Vamos à cidade?

Essa pergunta era como nos convidar para um passeio dentro de um livro de fábulas. Qual criança naquela época não adorava ir para a cidade? A cidade que minha mãe se referia era ali, no coração de São Paulo, hoje conhecido como o Centro Velho.

Aprontávamos o coração para as emoções que, com certeza, viriam pois, quando íamos para lá é porque minha mãe tinha algum dinheiro extra e, portanto, faria todas as nossas vontades.

Na Rua Domingos de Morais, pegávamos o bonde e/ou o ônibus da CMTC, claro que caindo aos pedaços e até agora não houve muita evolução na área de transportes aqui, na maior cidade da América Latina. Descíamos na Praça Clóvis Bevilacqua e então, cruzávamos a Rua Direita, Praça do Patriarca, entrávamos na Igreja de Santo Antônio, rezávamos e, depois, seguíamos para o nosso querido Mappin, símbolo de São Paulo, e que ficava em frente ao Teatro Municipal. Era uma delícia pegar o elevador e visitar os diversos departamentos, com o ascensorista dizendo, com sua voz anasalada:

“1º Andar – Cama, mesa e banho;
2º Andar – Roupas Infantis;
3º Andar – Móveis.”

E, por aí, o elevador nos deixava na lanchonete, onde tomávamos o suco de uva mais amado da terra e o bauru mais fantástico de todos os tempos. Minha irmã e eu segurávamos aquele lanche com todo o cuidado para não derrubar e o suco nos embriagava de tão delicioso que era. Depois, apareceu o hambúrguer e os “sorvetões”: Banana Split, Colegial, Milk Shake e quando minha mãe dizia: “Vamos à cidade”, lá íamos nós nos lambuzar com tantas delícias. Podíamos comer, então, nas Lojas Americanas, Lojas Brasileiras, Mesbla e outras que, infelizmente, sumiram do mapa como por encanto e por péssimas gerências.

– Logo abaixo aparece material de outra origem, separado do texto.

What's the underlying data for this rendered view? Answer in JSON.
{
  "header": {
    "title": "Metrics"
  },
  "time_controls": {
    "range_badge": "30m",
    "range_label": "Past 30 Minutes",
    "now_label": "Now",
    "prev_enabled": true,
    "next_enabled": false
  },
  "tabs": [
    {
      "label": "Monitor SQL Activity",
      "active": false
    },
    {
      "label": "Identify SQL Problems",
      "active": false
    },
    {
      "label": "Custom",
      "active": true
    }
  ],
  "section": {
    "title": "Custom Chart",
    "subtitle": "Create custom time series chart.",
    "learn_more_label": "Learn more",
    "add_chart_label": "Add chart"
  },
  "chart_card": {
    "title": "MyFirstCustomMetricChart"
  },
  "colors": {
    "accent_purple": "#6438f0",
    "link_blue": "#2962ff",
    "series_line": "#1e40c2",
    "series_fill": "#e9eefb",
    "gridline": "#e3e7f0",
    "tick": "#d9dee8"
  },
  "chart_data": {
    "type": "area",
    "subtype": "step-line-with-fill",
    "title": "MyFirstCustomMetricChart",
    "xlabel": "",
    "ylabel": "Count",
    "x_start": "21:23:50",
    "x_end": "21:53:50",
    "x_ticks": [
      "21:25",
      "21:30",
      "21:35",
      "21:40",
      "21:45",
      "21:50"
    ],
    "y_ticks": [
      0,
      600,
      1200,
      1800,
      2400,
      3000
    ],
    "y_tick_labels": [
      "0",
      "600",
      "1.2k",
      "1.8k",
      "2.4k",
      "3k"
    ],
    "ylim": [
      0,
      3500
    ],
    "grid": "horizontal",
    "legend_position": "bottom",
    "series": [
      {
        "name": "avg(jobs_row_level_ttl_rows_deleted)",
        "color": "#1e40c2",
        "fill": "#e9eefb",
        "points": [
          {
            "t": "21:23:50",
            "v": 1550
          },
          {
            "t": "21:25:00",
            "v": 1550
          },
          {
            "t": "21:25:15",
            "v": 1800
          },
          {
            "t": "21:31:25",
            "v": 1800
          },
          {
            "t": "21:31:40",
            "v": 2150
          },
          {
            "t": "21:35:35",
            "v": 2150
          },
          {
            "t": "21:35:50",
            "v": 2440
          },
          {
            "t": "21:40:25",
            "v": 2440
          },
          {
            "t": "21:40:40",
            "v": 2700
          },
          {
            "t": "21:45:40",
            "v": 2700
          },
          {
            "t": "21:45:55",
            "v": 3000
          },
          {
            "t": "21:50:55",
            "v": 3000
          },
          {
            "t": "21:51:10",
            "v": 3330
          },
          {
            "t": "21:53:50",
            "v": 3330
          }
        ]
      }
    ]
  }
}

É engraçado como todas as coisas ficam gravadas em nossa memória e até dá para sentir o gosto de tudo isso, ainda hoje, passados tantos anos e é uma pena pensar que agora o Centro ficou Velho e abandonado.

Minha amada São Paulo sempre nos brindou com novidades e é por isso que amo essa cidade.